しかし、2005年のe-文書法の施行を受けて電子帳簿保存法は一部改正されることになります。改正後は、領収書や契約書、請求書や納品書、見積書や注文書などがスキャナでの保存が許可されるようになりました。一方で、棚卸表、貸借対照表、損益計算書などの決算関係書類はスキャナ保存不可となっています。
e-文書法は承認が不要、電子帳簿保存法は承認が必要
e-文書法と電子帳簿保存法の違いの一つは、電子化にあたり承認が必要かどうかです。電子帳簿保存法に則って国税関係書類を電子化する際は、税務署長などに申請して承認を受けなくてはなりません。
e-文書法対応で押さえておくべきポイント
上述したように、e-文書法における要件は取り扱う文書によって違いがあります。見読性はすべての文書に求められる要件ですが、検索性や完全性は一部の文書のみに必要とされます。また、機密性については今のところ法的根拠のある保存要件とはなっていません。

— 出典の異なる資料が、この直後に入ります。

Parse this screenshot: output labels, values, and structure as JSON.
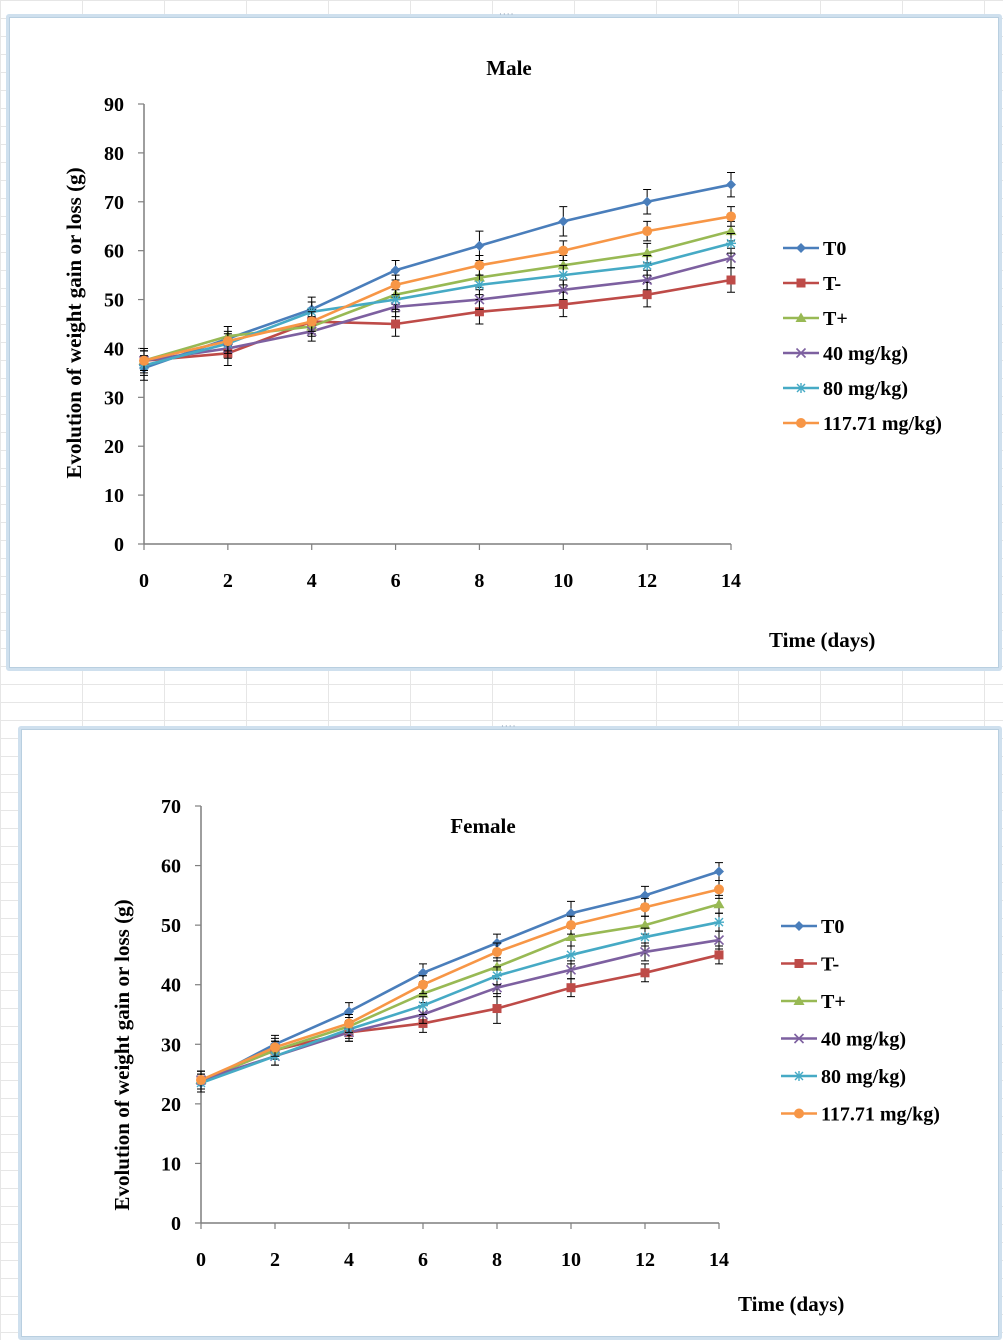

しかし、単に紙の文書をデータ化すればいいかといえば、それも違います。とくに国税関係書類は、電子帳簿保存法によって「真実性」と「可視性」が要件とされています。これはe-文書法における完全性と見読性、さらに検索性も含むものと捉えられます。文書の原本が改ざんされることなく正しいプロセスを経てデジタル化されており、また電子署名とタイムスタンプを付与したものでなくてはなりません。
e-文書法への対応によって、業務を大幅に効率化できる可能性があります。ただし、対応する際はただデータ化するだけではなく、要件を満たす必要があり、そのためのコストがかかる場合もあります。文書の電子化を考える際は、それらの点に注意して検討してください。